Así, constantemente invoca la herencia genética de sus padres para justificar sus arrebatos. Su padre —militar de la RAF— parece una caricatura del inglés frígido y la madre se revela como un monstruo, no hay otra palabra, que se beneficia de la generosidad del hijo famoso para mejor torpedear su autoestima (y aliarse con sus antiguos colaboradores, luego convertidos en enemigos). Elton evita juzgar a los traidores: se muestra benévolo con Dick James, que le fichó como artista discográfico por casualidad y ejerció de sanguijuela durante siete años. También es discreto con las trapacerías que le llevaron a demandar a John Reid, su antiguo amante y mánager-de-toda-la-vida, del que teme que tal vez espiara sus conversaciones.
Estamos ante una criatura extraordinaria. Vivió el libertino swinging London sin disfrutar de una experiencia sexual: pierde la virginidad en su triunfal visita a California, con 23 años. Luego, cierto es, lo compensó con décadas de promiscuidad. Sus legendarios flechazos: se llevaba de gira a cualquier novio que acabara de conocer, al que abrumaba con su generosidad… y que luego era despachado de vuelta a casa por un ayudante, sin la menor explicación.
Descubrimos que, a pesar de sus extravagancias, es un buen burgués. Lo comprende rápidamente la familia real británica, que le abre sus salones. Elton corresponde con un amor incondicional, que no disminuye ni cuando observa a Isabel II abofeteando a un aristócrata que ha desobedecido una sugestión suya.
Elton demuestra un temple extraordinario cuando —en contra del consejo de Mick Jagger— lleva a juicio por difamación a periódicos sensacionalistas. Y triunfa en toda la regla. Está convencido de ser “lo bastante inteligente, lo bastante famoso y lo bastante rico” para resolver cualquier problema, pero finalmente reconoce que necesita ayuda y acude a un centro de rehabilitación donde se ocupan de su triple pasión: cocaína, alcohol y comida.

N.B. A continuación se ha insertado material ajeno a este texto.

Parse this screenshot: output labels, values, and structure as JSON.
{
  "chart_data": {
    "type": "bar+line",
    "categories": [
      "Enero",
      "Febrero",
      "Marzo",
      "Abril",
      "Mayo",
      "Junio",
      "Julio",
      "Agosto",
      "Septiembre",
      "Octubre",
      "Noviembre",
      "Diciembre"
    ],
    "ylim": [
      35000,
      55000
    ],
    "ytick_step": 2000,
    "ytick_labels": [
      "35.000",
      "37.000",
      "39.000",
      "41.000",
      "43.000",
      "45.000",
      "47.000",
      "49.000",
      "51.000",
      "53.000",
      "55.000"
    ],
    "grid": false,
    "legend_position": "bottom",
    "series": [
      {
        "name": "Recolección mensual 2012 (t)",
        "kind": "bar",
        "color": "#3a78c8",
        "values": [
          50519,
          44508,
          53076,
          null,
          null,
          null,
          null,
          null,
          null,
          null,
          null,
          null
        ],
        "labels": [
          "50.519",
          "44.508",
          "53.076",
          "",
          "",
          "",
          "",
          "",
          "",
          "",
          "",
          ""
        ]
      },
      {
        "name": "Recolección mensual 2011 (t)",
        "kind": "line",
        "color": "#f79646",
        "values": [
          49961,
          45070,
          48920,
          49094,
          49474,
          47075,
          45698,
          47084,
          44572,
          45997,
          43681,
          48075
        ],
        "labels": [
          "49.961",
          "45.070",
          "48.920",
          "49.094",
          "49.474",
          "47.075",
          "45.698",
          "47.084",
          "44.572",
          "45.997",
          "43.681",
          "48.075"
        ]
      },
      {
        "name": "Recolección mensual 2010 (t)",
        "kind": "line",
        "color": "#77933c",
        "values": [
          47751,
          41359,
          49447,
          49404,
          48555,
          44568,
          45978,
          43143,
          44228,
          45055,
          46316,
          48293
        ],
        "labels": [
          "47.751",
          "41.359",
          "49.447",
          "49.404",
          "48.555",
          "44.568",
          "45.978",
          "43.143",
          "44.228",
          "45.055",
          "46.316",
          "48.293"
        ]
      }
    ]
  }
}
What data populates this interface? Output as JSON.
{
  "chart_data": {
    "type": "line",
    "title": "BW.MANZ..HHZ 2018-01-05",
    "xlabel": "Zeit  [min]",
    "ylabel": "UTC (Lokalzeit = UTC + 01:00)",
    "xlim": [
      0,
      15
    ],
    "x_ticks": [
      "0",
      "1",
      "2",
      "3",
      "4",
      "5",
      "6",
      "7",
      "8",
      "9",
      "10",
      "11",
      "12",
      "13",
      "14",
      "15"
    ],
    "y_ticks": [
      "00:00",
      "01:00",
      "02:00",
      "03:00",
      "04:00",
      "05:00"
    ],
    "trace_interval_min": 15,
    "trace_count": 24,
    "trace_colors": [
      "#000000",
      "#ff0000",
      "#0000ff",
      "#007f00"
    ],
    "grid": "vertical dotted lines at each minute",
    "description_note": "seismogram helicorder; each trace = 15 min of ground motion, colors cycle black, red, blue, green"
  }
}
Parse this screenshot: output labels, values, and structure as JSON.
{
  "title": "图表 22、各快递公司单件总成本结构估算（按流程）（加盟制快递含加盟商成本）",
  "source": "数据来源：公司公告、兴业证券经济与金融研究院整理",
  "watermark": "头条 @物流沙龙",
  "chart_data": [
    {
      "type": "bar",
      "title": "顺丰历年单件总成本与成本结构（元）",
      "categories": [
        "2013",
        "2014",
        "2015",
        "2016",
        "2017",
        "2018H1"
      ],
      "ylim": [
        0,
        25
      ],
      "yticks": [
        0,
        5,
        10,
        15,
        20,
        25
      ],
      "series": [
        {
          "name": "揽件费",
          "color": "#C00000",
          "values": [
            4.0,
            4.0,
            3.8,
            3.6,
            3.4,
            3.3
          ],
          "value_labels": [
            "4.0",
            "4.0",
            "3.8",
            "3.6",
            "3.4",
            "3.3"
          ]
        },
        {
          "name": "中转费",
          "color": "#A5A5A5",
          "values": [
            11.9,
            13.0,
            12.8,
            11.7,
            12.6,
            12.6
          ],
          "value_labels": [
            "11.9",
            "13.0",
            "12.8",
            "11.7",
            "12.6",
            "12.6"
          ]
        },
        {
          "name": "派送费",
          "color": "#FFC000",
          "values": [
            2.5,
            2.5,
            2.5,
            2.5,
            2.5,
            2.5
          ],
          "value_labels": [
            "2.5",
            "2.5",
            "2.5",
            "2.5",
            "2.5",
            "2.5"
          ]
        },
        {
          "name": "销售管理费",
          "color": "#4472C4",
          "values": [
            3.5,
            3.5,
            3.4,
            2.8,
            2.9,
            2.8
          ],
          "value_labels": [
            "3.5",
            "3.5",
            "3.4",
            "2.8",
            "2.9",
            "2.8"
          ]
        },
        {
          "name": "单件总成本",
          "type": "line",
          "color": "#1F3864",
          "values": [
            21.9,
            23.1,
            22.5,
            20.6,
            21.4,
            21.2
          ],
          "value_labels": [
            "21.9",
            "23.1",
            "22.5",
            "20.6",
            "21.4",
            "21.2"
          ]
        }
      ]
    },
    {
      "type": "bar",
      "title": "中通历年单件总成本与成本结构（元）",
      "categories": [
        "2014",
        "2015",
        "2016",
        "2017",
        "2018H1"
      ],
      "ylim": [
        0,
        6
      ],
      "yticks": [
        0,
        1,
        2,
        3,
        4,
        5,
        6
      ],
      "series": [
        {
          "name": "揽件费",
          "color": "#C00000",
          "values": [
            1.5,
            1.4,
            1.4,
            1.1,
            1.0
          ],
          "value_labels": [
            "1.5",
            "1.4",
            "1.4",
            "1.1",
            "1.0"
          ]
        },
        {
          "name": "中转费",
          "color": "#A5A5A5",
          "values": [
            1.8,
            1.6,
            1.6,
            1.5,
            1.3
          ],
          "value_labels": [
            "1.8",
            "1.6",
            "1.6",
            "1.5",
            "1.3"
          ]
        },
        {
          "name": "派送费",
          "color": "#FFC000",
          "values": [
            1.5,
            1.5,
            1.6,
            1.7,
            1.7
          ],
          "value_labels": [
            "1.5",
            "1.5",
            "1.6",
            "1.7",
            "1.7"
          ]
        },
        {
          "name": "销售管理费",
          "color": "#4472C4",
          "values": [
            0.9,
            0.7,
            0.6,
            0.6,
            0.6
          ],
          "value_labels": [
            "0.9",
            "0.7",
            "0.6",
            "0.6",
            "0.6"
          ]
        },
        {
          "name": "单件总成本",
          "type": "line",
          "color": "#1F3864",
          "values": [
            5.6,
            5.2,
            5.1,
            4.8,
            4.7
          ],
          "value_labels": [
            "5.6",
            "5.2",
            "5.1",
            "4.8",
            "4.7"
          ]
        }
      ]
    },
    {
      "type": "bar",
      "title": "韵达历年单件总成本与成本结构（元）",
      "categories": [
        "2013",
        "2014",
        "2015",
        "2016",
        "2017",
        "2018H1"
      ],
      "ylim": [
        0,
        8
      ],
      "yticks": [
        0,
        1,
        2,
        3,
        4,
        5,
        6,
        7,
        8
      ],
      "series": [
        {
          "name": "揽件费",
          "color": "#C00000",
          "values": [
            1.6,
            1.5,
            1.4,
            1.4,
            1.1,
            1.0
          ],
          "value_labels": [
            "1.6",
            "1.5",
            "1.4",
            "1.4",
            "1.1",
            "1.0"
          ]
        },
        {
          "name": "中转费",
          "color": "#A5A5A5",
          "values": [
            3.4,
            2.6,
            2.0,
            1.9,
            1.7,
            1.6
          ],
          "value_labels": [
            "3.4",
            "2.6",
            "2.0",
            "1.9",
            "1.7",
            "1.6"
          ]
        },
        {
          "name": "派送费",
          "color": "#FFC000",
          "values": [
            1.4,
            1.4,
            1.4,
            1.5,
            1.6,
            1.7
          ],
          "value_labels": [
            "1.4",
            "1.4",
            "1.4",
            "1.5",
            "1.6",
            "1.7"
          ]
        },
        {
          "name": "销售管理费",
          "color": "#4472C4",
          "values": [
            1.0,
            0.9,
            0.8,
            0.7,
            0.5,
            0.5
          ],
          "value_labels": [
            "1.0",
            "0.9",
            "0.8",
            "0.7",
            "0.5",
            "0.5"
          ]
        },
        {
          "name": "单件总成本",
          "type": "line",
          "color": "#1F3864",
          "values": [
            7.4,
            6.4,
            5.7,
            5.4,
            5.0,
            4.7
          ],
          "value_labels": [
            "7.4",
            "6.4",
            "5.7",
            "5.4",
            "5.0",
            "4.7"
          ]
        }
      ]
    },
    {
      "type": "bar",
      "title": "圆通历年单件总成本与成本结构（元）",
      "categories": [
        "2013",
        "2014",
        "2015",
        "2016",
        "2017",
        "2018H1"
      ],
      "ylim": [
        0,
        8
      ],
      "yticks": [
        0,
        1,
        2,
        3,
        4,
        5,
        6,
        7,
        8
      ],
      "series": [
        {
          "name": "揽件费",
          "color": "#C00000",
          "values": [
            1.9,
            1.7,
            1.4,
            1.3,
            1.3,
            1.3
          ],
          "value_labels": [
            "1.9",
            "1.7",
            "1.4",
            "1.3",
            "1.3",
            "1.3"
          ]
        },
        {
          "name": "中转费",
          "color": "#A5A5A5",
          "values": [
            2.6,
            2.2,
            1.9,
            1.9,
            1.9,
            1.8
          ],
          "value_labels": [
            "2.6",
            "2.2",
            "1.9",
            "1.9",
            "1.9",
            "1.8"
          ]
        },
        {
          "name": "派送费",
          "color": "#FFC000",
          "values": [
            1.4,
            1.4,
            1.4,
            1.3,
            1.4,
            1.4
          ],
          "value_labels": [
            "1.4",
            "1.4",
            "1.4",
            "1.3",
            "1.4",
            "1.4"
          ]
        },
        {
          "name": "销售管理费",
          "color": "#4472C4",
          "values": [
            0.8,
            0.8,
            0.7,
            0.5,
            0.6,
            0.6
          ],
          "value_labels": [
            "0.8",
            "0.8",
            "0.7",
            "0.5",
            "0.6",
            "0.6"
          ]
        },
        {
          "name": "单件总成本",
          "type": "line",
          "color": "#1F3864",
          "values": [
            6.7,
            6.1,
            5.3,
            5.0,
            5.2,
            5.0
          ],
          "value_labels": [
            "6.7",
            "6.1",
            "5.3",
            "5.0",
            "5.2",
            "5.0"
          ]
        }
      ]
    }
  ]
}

Típicamente, supera esos hábitos, pero adquiere una nueva adicción: durante años acude, incluso varias veces al día, a las reuniones de Alcohólicos Anónimos.
LA “OBSCENA” OFERTA DE DISNEY
Esta autobiografía ofrece claves para entender la productividad de Elton John. Primero, su conocimiento enciclopédico del pop, como comprador voraz de discos y —menos conocido— como intérprete anónimo de éxitos, grabados para Chartbusters y otras colecciones baratas.
Segundo, su facilidad para transformar automáticamente las letras de Bernie Taupin en canciones. En el Château d’Hérouville asombra a sus músicos componiendo tres temas antes de que bajaran a desayunar. Con su voz de baladista es comprensible que los resultados sean más artificiosos que viscerales.
La densidad literaria y las resonancias históricas de Taupin le obligaban a esforzarse. Con otros colaboradores ha degenerado en fabricante de canciones para teatro musical y películas de animación. Disney le ofreció una cantidad “obscena” para contratar sus servicios en exclusiva, incluso dedicándole un parque temático. Por una vez, se impuso su alma de creador: dijo no.